I Don’t Want to go to School / Big

I Don’t Want to go to School
Lula Bell and Brian Fitzgerald
Little Tiger

Both Mouse (teacher) and Dinosaur are suffering from first day nerves as they reluctantly get up, dress and are unable to face their respective breakfasts.

Concerns about being liked are voiced and both characters are feeling decidedly wibbly-wobbly.

School looks such a scary place full of seemingly intimidating children – until they encounter one another. Then it becomes a case of being brave together … and going on to have an absolutely terrific time. Yipee! school’s great

and tomorrow’s another day …

With a simple text that gets to the heart of those starting school wobbles and Brian Fitzgerald’s bright, humorous illustrations that capture so well the feelings of Mouse and Dinosaur, this is a definite winner and just right for youngsters starting school next term who will be amused to see that sometimes teachers have those apprehensive feelings too.

Big
Sav Akyüz
Oxford Children’s Books

Watching his big brother having the kind of fun that older brothers enjoy makes the small boy protagonist wish that he too could be big.

All of a sudden his wish is granted and off he goes on an awesome romp with the city as his adventure playground.

The trouble is he just keeps on increasing in size until he declares “Oh … no … I’m TOO big!’
Perhaps after all it’s better to be content with what you are and to use your imagination and say ‘what if …’.

With minimal words and arresting illustrations, debuting as author-illustrator Sav Akyüz has created a fun story that will resonate with lots of small brothers and sisters who watch their older siblings doing exciting things and think, ‘I wish … ‘

When the Bees Buzzed Off!

When the Bees Buzzed Off!
Lula Bell and Stephen Bennett
Little Tiger Press

Bees play a vital role in the natural world and now the creators of this picture book are helping to put the message across to young children through a ‘play along’ story.
On a warm sunny day in the garden there’s consternation among the other minibeasts: the bees are nowhere to be seen; without them how will vital pollination take place?
A decision is made: three of the bravest and cleverest, Snail, Beetle and Worm, set off on a bee search. They stop at the vegetable patch, the woodpile and the pond but of bees there is no sign.

Suddenly, having gone through a gap in the fence into the woodland nearby they hear a familiar, much welcome sound.

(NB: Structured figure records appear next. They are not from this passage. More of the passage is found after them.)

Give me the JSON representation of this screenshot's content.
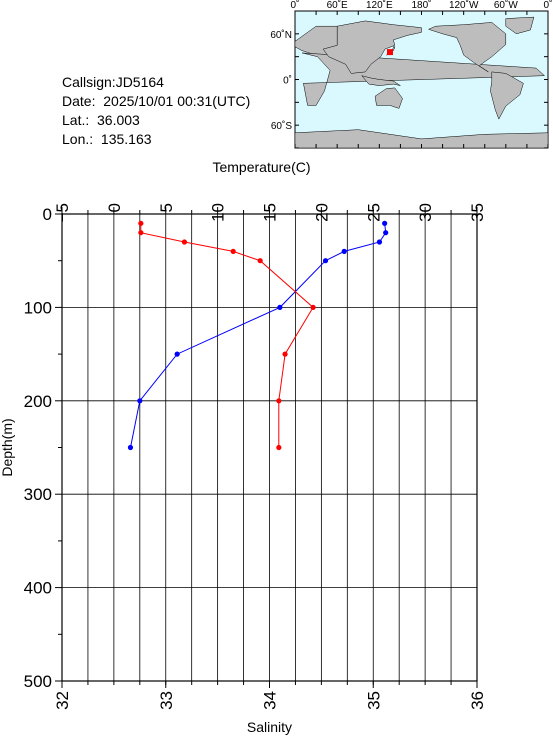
{
  "station": {
    "callsign": "Callsign:JD5164",
    "date": "Date:  2025/10/01 00:31(UTC)",
    "lat": "Lat.:  36.003",
    "lon": "Lon.:  135.163"
  },
  "map": {
    "top_labels": [
      "0˚",
      "60˚E",
      "120˚E",
      "180˚",
      "120˚W",
      "60˚W",
      "0˚"
    ],
    "side_labels": [
      "60˚N",
      "0˚",
      "60˚S"
    ],
    "ocean_color": "#d9f9ff",
    "land_color": "#bdbdbd",
    "marker_color": "#ff0000",
    "marker": {
      "lat": 36.003,
      "lon": 135.163
    }
  },
  "chart_data": {
    "type": "line",
    "ylabel": "Depth(m)",
    "ylim": [
      0,
      500
    ],
    "y_ticks": [
      "0",
      "100",
      "200",
      "300",
      "400",
      "500"
    ],
    "y_reversed": true,
    "x_top": {
      "label": "Temperature(C)",
      "lim": [
        -5,
        35
      ],
      "ticks": [
        "−5",
        "0",
        "5",
        "10",
        "15",
        "20",
        "25",
        "30",
        "35"
      ]
    },
    "x_bottom": {
      "label": "Salinity",
      "lim": [
        32,
        36
      ],
      "ticks": [
        "32",
        "33",
        "34",
        "35",
        "36"
      ]
    },
    "grid": true,
    "series": [
      {
        "axis": "top",
        "color": "#0000ff",
        "depth": [
          10,
          20,
          30,
          40,
          50,
          100,
          150,
          200,
          250
        ],
        "values": [
          26.1,
          26.2,
          25.6,
          22.2,
          20.4,
          16.0,
          6.1,
          2.5,
          1.6
        ]
      },
      {
        "axis": "bottom",
        "color": "#ff0000",
        "depth": [
          10,
          20,
          30,
          40,
          50,
          100,
          150,
          200,
          250
        ],
        "values": [
          32.76,
          32.76,
          33.18,
          33.65,
          33.91,
          34.42,
          34.15,
          34.09,
          34.09
        ]
      }
    ]
  }
}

In a clearing full of flowers are the objects of their hunt ready to explain why they’ve had to move elsewhere.

With its plethora of speech bubbles, Lula Bell’s gently humorous story will help young children understand how important bees are. In fact the bees themselves do much of the talking but they’ve hidden themselves away under flaps in the illustrations for readers to find. Stephen Bell echoes the humour in his busy mixed media scenes of the natural world in and around the garden.

I hope that children will do what those bee-hunting bugs do at the end of the story and plant some bee friendly seeds in their gardens; or perhaps create a bee-friendly patch in their school grounds.